** Por Allan Robert P. J.
Por aqui a epidemia do celular já passou. Quer dizer, transformou-se. Transformou-se numa ode à incomunicação. O uso indiscriminado do telefone celular já foi objeto de muita reclamação e não pretendo ser redundante. A minha atenção vai para um fenômeno que se difunde na mesma velocidade do consumo de celular pela camada mais jovem: a solidão coletiva.
Em longas caminhadas para fumar meu charuto ou simplesmente admirar a secular arquitetura italiana, tenho observado cada vez mais a ocorrência de uma atitude bizarra: grupos de jovens que conversam animadamente… com outras pessoas, pelo celular!
É triste e divertido.
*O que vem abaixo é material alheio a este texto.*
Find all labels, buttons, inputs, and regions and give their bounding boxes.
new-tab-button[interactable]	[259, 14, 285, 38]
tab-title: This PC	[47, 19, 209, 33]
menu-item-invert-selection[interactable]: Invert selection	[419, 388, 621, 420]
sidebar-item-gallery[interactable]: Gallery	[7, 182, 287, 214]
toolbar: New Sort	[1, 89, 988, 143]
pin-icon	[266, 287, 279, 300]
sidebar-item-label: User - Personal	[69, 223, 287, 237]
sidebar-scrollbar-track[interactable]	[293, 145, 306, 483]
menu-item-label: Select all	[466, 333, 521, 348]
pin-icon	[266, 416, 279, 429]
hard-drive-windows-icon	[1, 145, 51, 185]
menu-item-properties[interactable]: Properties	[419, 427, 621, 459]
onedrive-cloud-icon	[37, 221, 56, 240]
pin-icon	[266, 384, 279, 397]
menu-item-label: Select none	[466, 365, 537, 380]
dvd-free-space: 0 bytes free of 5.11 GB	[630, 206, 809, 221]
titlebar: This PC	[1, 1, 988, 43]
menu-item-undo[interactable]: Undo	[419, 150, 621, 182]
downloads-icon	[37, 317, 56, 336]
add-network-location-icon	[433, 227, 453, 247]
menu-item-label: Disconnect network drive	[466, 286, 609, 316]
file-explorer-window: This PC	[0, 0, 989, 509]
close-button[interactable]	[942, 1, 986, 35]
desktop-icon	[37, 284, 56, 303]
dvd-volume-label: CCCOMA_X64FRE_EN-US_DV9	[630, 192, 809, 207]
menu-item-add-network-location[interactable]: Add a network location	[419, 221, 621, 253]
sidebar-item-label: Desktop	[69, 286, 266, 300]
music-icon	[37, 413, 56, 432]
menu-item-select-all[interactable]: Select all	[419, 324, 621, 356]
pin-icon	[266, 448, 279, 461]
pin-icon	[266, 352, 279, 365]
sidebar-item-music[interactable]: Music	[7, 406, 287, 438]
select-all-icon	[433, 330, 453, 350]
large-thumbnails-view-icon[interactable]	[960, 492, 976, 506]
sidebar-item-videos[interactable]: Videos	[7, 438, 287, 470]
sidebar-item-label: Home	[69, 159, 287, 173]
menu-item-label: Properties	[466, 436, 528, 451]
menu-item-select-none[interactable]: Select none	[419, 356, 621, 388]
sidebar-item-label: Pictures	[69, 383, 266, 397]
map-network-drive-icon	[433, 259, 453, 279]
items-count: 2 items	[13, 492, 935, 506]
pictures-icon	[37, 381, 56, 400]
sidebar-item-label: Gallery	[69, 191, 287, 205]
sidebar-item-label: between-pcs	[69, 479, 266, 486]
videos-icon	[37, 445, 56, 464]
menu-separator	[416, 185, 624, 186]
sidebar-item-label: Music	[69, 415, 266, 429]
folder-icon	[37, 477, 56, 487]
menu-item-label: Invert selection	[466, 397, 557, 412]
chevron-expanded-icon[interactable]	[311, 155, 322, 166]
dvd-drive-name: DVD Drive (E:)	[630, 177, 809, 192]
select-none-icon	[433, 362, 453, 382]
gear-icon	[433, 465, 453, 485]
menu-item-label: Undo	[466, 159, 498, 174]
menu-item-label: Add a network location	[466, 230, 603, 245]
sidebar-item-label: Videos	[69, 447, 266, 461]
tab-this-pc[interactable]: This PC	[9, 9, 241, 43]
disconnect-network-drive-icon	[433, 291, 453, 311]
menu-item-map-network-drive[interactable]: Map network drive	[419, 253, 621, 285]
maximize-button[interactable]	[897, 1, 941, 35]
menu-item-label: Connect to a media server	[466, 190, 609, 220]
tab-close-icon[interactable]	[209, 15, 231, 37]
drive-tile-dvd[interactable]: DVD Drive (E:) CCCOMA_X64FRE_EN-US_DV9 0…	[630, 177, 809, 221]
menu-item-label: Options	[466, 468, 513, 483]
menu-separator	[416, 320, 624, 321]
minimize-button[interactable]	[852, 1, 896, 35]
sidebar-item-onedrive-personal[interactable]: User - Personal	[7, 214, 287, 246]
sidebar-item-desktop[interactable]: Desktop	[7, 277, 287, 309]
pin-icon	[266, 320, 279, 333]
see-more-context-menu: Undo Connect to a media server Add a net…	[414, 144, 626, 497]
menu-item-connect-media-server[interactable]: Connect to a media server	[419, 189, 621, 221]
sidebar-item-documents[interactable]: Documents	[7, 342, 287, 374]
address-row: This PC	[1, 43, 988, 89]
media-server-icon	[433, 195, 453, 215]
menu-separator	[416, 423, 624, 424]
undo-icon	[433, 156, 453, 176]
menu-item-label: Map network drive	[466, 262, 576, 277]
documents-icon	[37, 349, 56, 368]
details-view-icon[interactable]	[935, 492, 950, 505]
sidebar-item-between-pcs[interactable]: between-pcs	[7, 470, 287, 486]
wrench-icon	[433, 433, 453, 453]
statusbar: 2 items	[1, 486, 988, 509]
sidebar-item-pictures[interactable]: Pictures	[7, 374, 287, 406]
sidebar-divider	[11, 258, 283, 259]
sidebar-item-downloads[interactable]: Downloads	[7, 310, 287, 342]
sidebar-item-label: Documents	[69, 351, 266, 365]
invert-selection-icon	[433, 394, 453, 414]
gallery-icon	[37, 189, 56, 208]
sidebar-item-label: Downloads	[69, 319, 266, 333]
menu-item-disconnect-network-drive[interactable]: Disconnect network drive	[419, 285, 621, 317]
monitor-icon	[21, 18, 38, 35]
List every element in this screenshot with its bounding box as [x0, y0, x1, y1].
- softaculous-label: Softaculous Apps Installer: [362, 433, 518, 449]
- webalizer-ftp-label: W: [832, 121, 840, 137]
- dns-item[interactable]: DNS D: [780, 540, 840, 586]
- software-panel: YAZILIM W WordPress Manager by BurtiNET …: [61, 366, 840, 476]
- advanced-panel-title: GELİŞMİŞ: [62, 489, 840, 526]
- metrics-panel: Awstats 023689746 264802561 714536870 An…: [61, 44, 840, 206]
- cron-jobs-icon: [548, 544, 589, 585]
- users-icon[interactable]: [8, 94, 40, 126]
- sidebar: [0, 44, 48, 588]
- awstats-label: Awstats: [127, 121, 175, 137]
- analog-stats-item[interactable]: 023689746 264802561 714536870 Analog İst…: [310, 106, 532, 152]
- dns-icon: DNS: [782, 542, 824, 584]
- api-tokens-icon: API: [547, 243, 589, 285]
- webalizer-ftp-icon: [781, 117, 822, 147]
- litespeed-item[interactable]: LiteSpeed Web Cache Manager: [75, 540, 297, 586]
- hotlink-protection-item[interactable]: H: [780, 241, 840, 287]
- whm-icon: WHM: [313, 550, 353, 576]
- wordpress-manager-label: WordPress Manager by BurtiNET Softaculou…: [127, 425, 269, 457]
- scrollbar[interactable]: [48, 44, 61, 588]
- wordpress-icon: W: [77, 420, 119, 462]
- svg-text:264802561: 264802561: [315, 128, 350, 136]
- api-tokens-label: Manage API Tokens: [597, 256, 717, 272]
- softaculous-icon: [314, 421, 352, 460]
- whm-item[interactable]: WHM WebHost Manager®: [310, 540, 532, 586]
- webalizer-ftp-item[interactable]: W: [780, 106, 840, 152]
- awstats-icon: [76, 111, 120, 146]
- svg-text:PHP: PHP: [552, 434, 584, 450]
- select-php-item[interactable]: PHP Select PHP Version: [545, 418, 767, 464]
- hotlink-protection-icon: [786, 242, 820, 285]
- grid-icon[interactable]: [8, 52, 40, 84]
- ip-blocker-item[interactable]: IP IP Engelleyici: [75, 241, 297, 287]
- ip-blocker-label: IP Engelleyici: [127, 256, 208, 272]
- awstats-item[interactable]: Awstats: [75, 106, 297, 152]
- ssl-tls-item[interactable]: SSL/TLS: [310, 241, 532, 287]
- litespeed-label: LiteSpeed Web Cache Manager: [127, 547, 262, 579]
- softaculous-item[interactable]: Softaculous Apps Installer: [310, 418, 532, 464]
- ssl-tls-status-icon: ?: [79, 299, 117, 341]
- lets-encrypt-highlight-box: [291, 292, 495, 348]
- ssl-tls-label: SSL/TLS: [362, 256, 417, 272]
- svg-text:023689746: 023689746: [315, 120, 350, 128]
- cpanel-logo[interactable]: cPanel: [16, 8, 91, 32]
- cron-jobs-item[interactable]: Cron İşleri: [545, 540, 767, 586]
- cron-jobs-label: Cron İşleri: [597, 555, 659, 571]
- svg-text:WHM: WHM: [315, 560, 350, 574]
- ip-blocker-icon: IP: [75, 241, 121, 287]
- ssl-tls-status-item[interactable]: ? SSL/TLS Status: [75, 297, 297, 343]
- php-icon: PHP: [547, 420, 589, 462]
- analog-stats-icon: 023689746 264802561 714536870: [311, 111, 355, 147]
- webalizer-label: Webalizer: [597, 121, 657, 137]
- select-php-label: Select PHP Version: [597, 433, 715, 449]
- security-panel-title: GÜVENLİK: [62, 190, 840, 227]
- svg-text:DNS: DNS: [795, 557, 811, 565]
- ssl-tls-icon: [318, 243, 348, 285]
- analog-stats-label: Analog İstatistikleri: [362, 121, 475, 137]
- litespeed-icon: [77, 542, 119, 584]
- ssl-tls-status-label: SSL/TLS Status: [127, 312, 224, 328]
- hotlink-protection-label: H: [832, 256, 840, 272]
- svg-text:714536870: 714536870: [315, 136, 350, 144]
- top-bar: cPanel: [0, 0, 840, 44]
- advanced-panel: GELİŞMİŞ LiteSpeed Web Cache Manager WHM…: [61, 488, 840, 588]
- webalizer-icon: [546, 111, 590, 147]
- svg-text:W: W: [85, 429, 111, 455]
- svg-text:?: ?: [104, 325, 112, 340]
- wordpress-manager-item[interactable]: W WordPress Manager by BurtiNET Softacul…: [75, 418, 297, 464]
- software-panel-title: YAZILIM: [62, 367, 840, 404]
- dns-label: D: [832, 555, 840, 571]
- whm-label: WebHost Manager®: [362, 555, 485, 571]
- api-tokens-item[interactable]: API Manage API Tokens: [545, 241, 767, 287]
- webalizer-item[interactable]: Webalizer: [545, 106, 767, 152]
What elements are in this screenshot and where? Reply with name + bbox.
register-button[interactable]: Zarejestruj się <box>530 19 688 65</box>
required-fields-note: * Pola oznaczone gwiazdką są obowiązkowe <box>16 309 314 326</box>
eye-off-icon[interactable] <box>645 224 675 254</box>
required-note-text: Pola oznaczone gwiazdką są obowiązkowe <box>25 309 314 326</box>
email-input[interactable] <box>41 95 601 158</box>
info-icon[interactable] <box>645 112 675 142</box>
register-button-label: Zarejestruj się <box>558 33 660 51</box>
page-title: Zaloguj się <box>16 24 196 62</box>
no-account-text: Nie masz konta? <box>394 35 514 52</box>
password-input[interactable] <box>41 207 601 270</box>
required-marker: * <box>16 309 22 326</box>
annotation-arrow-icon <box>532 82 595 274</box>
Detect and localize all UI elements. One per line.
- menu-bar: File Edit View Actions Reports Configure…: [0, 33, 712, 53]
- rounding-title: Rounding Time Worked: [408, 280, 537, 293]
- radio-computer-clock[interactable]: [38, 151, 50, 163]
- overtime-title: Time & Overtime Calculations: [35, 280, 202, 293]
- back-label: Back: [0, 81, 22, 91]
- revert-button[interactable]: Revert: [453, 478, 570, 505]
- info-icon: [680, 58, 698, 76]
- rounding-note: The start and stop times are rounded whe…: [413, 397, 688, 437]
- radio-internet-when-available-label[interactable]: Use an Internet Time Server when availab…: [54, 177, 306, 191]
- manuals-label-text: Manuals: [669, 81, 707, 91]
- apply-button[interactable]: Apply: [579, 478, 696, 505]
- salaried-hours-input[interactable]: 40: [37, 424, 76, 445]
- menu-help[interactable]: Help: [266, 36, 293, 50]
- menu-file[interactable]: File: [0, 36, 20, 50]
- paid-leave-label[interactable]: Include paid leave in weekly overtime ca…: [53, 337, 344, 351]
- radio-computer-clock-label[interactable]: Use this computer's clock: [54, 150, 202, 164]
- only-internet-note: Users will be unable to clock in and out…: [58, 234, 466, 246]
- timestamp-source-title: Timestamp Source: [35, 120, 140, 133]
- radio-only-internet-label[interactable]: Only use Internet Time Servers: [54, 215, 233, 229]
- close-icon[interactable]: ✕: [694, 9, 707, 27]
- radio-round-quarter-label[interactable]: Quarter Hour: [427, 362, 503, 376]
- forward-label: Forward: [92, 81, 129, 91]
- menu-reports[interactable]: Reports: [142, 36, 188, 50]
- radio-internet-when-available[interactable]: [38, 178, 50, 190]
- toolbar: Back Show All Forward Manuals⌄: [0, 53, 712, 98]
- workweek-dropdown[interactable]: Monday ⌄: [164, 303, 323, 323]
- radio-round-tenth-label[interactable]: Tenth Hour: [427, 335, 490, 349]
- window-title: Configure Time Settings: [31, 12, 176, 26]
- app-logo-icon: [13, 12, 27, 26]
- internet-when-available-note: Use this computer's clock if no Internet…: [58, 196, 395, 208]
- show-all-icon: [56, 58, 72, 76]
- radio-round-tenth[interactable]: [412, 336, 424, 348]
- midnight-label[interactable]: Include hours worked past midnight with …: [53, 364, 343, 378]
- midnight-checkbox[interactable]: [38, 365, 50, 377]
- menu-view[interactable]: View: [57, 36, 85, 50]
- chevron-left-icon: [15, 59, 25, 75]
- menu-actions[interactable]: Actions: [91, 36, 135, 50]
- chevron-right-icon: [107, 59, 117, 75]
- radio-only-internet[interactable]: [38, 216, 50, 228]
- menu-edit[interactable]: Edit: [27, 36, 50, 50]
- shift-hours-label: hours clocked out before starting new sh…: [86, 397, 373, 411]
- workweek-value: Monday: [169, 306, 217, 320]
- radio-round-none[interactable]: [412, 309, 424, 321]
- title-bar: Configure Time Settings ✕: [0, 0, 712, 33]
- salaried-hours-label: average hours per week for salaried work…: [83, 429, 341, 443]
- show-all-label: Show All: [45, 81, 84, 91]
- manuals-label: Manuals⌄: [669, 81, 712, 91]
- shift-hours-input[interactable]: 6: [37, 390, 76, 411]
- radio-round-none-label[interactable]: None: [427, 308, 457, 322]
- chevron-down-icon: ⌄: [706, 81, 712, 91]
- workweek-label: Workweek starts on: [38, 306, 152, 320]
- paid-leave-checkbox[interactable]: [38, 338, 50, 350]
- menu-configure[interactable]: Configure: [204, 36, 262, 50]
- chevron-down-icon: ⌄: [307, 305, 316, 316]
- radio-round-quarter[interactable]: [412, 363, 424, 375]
Noutro dia reparei um rapaz que fingia estar falando com alguém ao celular, enquanto controlava com o canto do olho a conversa animada do seu amigo, também ao celular. Quando o amigo acabou de falar e desligou a sua pequena maravilha, o primeiro também desligou a sua, esquecendo-se de despedir-se do amigo imaginário. Infelizmente não é uma cena rara.
Moro numa cidade fundada no ano 218 a.C. e poucas pessoas prestam atenção às suas formas, às suas construções, à sua história. Todos estão sempre muito ocupados ao telefone.
Existe um frenesi muito grande em torno da pergunta: “O que a gente vai fazer hoje à noite…?” Opções não faltam: discotecas, bares, restaurantes, shows, cinemas, ópera, teatros, quermesses de paróquias, etc. Em todo lugar, jovens que falam ao celular. Não que eu me sinta velho ou não tenha um celular, mas o meu telefone serve somente para o indispensável: avisar que vou me atrasar, chamar o guincho às quatro da manhã ou pedir a lista do supermercado que esqueci sobre a mesa da cozinha.
Na impossibilidade de serem famosos, visto a alta concorrência desses dias, os jovens italianos (e não sei se somente eles) procuram sentir-se importantes transmitindo pelo celular uma euforia típica de pré-festa, que, pelo jeito, nunca chega. Essa euforia é retransmitida pelos seus amigos e pelos amigos dos seus amigos, numa corrente de Santo Antônio que já deu oito voltas ao redor do mundo e ameaça não findar.
Isso sem falar nas terríveis musiquinhas! Conheço um sujeito que compõe sons para celular. É simplesmente impossível ouvir o mesmo som em dois celulares diferentes, assim como ouvir o mesmo som no mesmo celular por mais de quinze dias. Minhas filhas inseriram a melodia de “Atirei o Pau no Gato” no celular da minha mulher.
E, assim, proporcionando a vingança ao sádico fantasma de Graham Bell e para delírio de psicólogos e pesquisadores médicos que estudam os efeitos dos campos magnéticos sobre o ser humano, o final de semana se aproxima na Itália e, com ele, a pergunta “O que a gente vai fazer essa noite…?” se espalha pelos cafés, portas de escolas, ruas movimentadas e qualquer outro lugar onde haja um jovem e um celular. O que segue depois, é a barbárie.
**Allan Robert P. J., carioca de nascimento, tem 51 anos, viveu em Embu (SP) por quase duas décadas e lá se casou com Eloá, em 1987. Mudou para Salvador (BA) onde estudou Economia e o casal teve duas filhas. De lá, foram para a Itália, onde vivem atualmente. Allan é micro empresário do ramo automotivo, e Eloá trabalha no ramo de alimentação. Ambos têm raízes (amigos e parentes) na ‘ponte’ Embu-Assis-SP. Allan é irmão dos advogados Bruce P. J. e Dawidson P. J., radicados em Embu. Dawidson já foi do primeiro escalão da Assessoria Jurídica da Prefeitura de Embu no governo Geraldo Puccini Junior (1993-96), e ambos já participaram da diretoria da subsecção da OAB de Embu”.